Desde mediados del siglo XIX, y hasta muy entrado el siglo XX, el agua de Granada, aunque hoy nos parezca increíble, tuvo fama de mala calidad y de propagar graves enfermedades como el tifus.
En 1576, cuando se imprimió en la ciudad alemana de Colonia la célebre obra “Civitatis orbis terrarum”, de Braun, tan rica en vistas y descripciones de las poblaciones más importantes de la época, Europa se quedó sorprendida al conocer que, en el extremo sur occidental del continente, había una ciudad, Granada, capital de un viejo reino hasta poco antes musulmán, ya cristiano, que disponía en su interior y en su más cercano entorno de una riqueza natural abundante y bien distribuida entre los habitantes.
Aquélla riqueza eran los numerosos caudales de agua de la ciudad. “En el espacio de mil y veintisiete pasos –podía leerse- nacen 36 fuentes”.
Aquello pareció exagerado, cuando ciudades más importantes, construidas siempre junto a grandes ríos, se las veían y deseaban para conseguir suficientes tomas públicas de agua para sus vecinos. Optaron por no creérselo. Siglos después, el Padre Juan de Echevarría se tomó la molestia de contar las dichosas fuentes y aún le salieron más.
Los árabes fueron los primeros en valorar cumplidamente la riqueza de aguas de la tierra granadina. Es natural que así fuera. Propio de raza sedienta durante siglos en los arenales del desierto. Aquí se creyeron en el paraíso y acaso lo estaban. Se convirtieron en arquitectos e ingenieros del agua, conduciéndolas desde las acequias, por una red de canales, canalillos y todo tipo de conducciones, hasta las fuentes, estanques, aljibes y pilares, que dispensaron no sólo por los interiores domésticos, sino también por las cisternas, lavaderos y baños de la ciudad.
El grado de aseo e ingiere corporal de los musulmanes granadinos fue proverbial y habría que remontarse a la antigua Roma para encontrar precedente. ¡Al fin sobraba el agua en sus vidas y en sus campos!
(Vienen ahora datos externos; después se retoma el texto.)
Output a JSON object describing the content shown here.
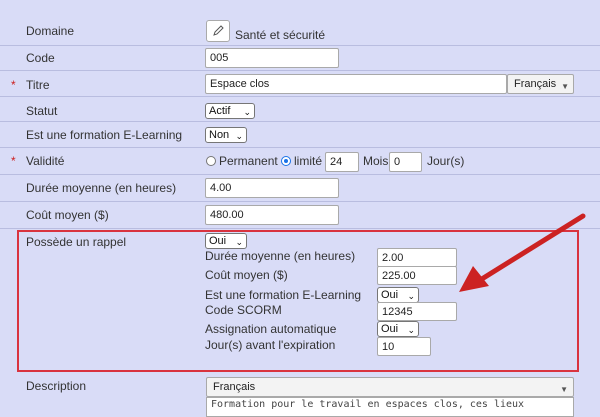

Bosque Maurel decía que “en Granada la dominación musulmana creó la primera red de abastecimiento de agua potable, durante siglos enteros sin igual en todo el mundo”. Era cierto, en plena dominación islámica, el escritor árabe Al Sacundi, subrayaba que “Granada se distinguía por la peculiaridad de su rio, que reparte por sus casas, baños, molinos y jardines”.
Recién tomada la ciudad por los cristianos, en 1494, el viajero veneciano Jerónimo Münzer le sorprendía también que “en Granada, casi todas las casas están provistas de cisternas y dos cañerías, una agua potable y otra para las letrinas, pues los árabes cuidaban mucho de estos menesteres”.
La leyenda negra
Sin embargo, a comienzos de este siglo XX, y desde mediados del anterior, la mala fama del agua de Granada era generalmente, reconocida. A pesar de que, desde Carlos V, no sólo se cuidó de fijar sus precios, sino también de garantizar su potabilidad.
“ Otrosí mandamos y ordenamos –decían las ordenanzas- que cualquiera persona que echase en las acequias o cauchiles o maneses o pilares o azacayas alguna bacinada o perro o gato o gallina, o otra cosa muerta, o otra suciedad alguna, o metiere o lavare bacín o otra cosa semejante que aya de pena tres mil maravedíes e que esté veinte días en la cárcel y si no tuviese de que pagar queesté cincuenta días…!
Todo se reglamentaba debidamente en aquéllas Ordenanzas del Emperador, que estaban vigentes al llegar nuestro siglo. Lo único que el Emperador no podía anticipar es lo que ocurrió mucho después. Que todo aquel perfecto, reciente, vasto y complejo entramado de conducciones, caños, desagües, se vería gravemente afectado por el paso del tiempo y por falta de las atenciones requeridas en cada momento. “Sobre todo –afirma Bosque Maurel-, a partir del siglo XIX, la venerable antigüedad del sistema empezó a resentirse, siendo cada vez más frecuente los problemas en el suministro y en la salud de los consumidores, a menudo afectados de innumerables procesos infecciosos”.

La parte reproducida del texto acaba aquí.